Martedì 06 Dicembre 2016 | 11:13

DROGA

Allarme spaccio nelle scuole

Allarme spaccio nelle scuole

Cani anti droga

RAVENNA. Un anno fa, di questi tempi, grazie al fiuto dei cani antidroga fatti entrare all’interno di una scuola, la Finanza arrestò un 15enne trovato in possesso di alcune dosi di marijuana. Sembrò un caso isolato. Più probabilmente, era solo la punta di un iceberg, stando almeno all’attività svolta dal personale del Dipartimento dipendenze patologiche dell’Ausl da cui si evince un quadro allarmante: se nel corso dell’intero 2013 sono stati 119 i minori di età compresa tra i 12 e i 18 anni seguiti dal servizio, nell’anno in corso sono già 193.

Una crescita tanto esponenziale quanto preoccupante, emersa nella sua dimensione ieri in occasione della presentazione in Prefettura del nuovo “servizio sms 43002” istituito a livello nazionale dal Ministero dell’Interno per contrastare episodi di bullismo e di spaccio. Fenomeni apparentemente distinti come potrebbero far pensare i numeri (due finora quest’anno, anche se molti casi restano sottotraccia, gli episodi di molestie accertati tra ragazzi che hanno portato alla denuncia di due adolescenti da parte dei carabinieri di Fusignano e di Faenza-Borgo Urbecco) eppure tra loro intrecciati, come si evince da alcune delle situazioni seguite dall’Ausl in cui le due problematiche coesistono.

Giovanissimi poco più che ragazzini che fanno uso di droghe leggere «considerandole una normalità», 12enni che arrivano ad acquistare partite da 100 euro di “fumo” alla volta, 13enni che si ritrovano emarginati dal gruppo e finiscono in cattive compagnie, 15enni e 16enni che, per permettersi il consumo quotidiano di cannabinoidi e raccimolare i soldi necessari al loro acquisto, arrivano a spacciare ad amici e compagni, «facendolo anche direttamente a scuola» come rimarcato dal direttore provinciale del Dipartimento, Deanna Olivoni.
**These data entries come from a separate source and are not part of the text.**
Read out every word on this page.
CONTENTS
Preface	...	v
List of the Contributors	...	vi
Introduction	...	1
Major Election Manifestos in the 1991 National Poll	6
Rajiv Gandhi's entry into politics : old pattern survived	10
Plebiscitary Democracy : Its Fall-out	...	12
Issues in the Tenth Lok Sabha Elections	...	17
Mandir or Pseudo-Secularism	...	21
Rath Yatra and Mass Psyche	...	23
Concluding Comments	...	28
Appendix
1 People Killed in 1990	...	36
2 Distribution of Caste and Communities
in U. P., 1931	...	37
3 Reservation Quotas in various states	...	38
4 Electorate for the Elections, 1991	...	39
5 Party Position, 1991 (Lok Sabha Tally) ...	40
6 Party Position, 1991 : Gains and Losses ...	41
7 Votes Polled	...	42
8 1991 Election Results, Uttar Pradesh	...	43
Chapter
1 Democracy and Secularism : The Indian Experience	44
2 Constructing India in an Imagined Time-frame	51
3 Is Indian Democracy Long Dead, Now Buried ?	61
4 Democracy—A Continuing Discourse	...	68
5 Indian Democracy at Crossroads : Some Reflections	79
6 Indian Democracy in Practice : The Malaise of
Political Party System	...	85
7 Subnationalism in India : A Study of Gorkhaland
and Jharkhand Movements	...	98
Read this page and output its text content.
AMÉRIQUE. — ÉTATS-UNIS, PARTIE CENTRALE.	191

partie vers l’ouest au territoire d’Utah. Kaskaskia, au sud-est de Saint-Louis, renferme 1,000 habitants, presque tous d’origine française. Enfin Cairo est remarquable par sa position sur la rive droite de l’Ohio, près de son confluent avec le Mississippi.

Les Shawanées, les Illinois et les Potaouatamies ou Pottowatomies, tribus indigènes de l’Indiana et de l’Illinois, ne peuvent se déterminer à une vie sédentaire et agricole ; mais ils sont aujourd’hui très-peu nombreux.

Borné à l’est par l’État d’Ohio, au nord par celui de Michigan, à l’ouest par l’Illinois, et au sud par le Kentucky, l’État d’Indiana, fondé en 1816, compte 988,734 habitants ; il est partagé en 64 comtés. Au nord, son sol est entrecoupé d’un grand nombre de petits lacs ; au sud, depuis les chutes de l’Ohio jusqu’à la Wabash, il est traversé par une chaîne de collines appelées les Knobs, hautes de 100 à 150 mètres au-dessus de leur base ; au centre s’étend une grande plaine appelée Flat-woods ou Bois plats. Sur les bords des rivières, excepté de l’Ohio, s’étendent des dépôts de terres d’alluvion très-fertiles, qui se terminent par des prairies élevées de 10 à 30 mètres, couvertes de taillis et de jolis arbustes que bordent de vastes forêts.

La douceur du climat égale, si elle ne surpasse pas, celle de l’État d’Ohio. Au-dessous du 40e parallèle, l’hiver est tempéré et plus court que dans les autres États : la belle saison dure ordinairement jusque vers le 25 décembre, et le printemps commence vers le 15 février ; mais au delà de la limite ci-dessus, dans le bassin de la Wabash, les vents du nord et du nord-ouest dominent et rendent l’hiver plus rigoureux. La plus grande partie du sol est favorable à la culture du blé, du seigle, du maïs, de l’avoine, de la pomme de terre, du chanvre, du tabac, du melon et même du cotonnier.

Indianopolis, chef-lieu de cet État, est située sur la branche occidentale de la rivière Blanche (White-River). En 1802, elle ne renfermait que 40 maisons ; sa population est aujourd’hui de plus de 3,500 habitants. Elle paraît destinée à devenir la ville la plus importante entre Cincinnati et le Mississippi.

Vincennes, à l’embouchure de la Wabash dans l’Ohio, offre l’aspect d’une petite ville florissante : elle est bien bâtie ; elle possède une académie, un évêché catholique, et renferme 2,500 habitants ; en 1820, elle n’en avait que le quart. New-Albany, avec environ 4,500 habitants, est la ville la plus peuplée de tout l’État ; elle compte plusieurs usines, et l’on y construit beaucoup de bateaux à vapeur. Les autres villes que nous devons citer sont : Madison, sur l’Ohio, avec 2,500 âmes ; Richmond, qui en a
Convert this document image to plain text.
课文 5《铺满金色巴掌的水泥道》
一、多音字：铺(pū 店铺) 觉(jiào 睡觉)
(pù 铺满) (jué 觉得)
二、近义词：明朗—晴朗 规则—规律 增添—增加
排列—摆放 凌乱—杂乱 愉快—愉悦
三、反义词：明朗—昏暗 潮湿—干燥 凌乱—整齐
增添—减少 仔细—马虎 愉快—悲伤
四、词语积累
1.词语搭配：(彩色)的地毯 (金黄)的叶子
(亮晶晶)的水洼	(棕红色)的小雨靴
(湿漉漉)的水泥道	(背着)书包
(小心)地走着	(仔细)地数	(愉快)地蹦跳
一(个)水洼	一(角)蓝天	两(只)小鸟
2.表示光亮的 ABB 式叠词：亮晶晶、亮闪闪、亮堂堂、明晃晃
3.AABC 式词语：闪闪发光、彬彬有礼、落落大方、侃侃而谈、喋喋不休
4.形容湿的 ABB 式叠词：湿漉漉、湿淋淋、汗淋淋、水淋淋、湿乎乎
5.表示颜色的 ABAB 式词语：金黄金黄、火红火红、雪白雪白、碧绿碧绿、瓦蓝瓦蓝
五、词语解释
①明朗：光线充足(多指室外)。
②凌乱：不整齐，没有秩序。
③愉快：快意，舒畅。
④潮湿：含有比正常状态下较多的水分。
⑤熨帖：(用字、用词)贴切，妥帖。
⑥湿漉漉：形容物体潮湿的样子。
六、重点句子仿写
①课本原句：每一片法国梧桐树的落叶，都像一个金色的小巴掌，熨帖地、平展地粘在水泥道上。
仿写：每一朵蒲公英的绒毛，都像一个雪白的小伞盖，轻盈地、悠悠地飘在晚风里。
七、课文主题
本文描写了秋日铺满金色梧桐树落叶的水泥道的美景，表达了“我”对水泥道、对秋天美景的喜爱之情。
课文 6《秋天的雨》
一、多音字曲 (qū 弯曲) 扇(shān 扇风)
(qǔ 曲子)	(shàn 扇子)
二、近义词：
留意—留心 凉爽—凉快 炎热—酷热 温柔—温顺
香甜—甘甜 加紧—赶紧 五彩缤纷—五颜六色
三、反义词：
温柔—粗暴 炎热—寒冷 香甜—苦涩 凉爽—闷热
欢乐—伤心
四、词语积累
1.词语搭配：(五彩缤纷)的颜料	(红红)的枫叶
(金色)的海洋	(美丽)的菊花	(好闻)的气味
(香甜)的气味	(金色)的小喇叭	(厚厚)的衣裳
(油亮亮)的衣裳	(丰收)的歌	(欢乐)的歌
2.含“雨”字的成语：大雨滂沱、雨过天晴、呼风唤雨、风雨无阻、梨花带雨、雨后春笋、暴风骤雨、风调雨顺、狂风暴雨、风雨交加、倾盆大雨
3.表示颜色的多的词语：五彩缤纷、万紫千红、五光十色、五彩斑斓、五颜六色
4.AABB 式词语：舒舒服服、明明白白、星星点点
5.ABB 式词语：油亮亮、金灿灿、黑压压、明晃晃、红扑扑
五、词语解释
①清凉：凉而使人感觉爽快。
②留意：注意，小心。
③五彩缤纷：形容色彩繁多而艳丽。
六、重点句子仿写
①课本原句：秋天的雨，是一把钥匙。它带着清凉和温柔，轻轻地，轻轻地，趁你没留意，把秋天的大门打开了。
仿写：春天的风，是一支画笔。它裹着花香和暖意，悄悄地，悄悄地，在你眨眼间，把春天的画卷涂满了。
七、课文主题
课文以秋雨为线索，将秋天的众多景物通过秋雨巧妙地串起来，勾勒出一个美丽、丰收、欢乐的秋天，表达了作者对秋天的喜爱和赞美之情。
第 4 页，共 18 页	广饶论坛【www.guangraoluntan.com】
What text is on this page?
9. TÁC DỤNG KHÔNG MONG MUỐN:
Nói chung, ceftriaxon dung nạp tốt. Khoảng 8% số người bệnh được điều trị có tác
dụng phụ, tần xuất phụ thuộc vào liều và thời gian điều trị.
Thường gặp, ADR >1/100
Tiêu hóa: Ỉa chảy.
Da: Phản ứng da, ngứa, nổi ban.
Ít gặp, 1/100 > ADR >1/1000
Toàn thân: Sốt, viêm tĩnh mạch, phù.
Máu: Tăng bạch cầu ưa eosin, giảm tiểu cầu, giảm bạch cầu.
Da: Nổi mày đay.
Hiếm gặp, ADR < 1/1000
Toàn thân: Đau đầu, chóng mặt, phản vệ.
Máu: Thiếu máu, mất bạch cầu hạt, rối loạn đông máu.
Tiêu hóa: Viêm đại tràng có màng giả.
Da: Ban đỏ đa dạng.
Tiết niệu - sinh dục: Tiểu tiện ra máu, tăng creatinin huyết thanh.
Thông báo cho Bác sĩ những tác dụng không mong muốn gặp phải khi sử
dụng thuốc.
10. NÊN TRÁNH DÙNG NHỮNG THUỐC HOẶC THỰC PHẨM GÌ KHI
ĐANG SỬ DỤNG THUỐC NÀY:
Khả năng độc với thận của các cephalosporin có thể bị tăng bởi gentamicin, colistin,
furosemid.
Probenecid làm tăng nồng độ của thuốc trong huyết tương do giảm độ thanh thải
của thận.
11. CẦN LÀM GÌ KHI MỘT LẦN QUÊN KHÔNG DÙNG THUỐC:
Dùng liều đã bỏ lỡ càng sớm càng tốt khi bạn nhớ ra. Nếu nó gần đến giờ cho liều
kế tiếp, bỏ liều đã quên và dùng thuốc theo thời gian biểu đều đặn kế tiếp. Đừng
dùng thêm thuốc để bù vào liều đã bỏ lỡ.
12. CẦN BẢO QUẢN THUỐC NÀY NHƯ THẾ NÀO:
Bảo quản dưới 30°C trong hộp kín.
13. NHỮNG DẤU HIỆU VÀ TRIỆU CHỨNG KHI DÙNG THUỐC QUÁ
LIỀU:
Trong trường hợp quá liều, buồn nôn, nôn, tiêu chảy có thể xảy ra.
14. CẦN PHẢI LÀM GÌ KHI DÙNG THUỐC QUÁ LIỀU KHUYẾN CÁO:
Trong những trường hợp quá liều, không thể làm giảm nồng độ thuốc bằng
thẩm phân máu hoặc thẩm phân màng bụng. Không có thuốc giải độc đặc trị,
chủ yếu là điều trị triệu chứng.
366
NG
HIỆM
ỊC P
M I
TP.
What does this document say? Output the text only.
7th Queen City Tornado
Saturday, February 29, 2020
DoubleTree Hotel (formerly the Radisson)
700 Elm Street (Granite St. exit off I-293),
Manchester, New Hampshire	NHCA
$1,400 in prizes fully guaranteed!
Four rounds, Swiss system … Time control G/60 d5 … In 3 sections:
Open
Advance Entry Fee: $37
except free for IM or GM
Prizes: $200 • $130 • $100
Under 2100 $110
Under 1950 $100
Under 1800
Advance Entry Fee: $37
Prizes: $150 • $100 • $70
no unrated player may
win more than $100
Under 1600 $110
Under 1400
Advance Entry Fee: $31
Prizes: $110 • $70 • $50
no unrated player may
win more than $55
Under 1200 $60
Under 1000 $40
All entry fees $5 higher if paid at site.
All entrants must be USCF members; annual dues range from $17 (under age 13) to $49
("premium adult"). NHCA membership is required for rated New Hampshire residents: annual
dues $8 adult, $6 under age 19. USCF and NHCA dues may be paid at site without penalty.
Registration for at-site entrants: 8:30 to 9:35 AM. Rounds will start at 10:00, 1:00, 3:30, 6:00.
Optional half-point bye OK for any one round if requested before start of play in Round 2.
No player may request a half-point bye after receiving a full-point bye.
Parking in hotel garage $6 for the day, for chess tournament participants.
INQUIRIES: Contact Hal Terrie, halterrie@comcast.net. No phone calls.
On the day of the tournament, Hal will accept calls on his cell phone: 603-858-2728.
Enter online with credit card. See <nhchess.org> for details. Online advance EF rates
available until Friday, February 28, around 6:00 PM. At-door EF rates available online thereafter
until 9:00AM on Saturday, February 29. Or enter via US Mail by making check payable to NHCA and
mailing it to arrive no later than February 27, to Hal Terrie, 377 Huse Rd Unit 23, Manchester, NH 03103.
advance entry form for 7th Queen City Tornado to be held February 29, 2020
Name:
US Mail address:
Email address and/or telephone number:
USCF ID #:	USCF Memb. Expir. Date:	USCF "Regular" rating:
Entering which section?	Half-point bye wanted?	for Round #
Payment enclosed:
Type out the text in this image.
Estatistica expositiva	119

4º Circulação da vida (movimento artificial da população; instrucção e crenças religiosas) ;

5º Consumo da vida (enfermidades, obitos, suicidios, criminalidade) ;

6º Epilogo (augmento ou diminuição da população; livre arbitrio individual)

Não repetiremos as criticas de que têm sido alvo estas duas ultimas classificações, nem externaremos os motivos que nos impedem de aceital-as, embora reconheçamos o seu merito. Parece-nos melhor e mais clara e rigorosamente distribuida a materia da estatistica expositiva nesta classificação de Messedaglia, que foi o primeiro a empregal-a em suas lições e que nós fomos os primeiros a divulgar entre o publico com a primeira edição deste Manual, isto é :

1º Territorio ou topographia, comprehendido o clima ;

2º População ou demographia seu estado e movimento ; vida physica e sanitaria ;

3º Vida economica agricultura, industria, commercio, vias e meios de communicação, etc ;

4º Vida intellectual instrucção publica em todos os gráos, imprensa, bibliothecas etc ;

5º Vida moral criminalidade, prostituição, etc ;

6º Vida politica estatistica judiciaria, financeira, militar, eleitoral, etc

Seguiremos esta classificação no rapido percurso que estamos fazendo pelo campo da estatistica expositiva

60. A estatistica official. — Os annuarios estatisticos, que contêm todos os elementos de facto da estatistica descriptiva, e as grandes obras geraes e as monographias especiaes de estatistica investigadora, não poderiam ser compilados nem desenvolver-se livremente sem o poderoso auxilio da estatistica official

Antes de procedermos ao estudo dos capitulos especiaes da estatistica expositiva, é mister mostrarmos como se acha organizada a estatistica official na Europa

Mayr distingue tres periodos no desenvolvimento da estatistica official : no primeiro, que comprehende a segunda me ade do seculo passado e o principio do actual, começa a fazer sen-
Un allarme, quest’ultimo, che trova conferma anche nelle parole del sostituto procuratore Isabella Cavallari che, nel sottolineare il ruolo che il nuovo servizio via sms potrebbe avere nell’agevolare l’attività delle forze dell’ordine e lo sviluppo delle indagini, ha ribadito come episodi di spaccio si siano verificati «non solo fuori ma anche all’interno delle scuole». «La percezione che abbiamo - ha ripreso la Olivoni - è che negli ultimi due anni la diffusione di sostanze stupefacenti tra i ragazzi sia notevolmente aumentata e preoccupa la considerazione che molti di loro hanno che si tratti di una cosa comune, sottovalutando le problematiche connesse al consumo di droghe reperibili troppo facilmente, anche nelle scuole». Un allarme, il suo, colto dal comandante provinciale della Guardia di finanza, Marco Lainati che si è detto disponibile ad effettuare controlli mirati anche all’interno degli istituti scolastici. «Lo scorso anno scolastico sono stati effettuati 120 controlli all’ingresso e all’uscita delle scuole con l’ausilio delle unità cinofile e quest’anno, dalla ripresa delle lezioni, ne sono già stati fatti una decina. Ma siamo pronti ad estenderli anche dentro se, come avvenuto in passato, dovessero arrivare richieste in tal senso da parte dei dirigenti scolastici».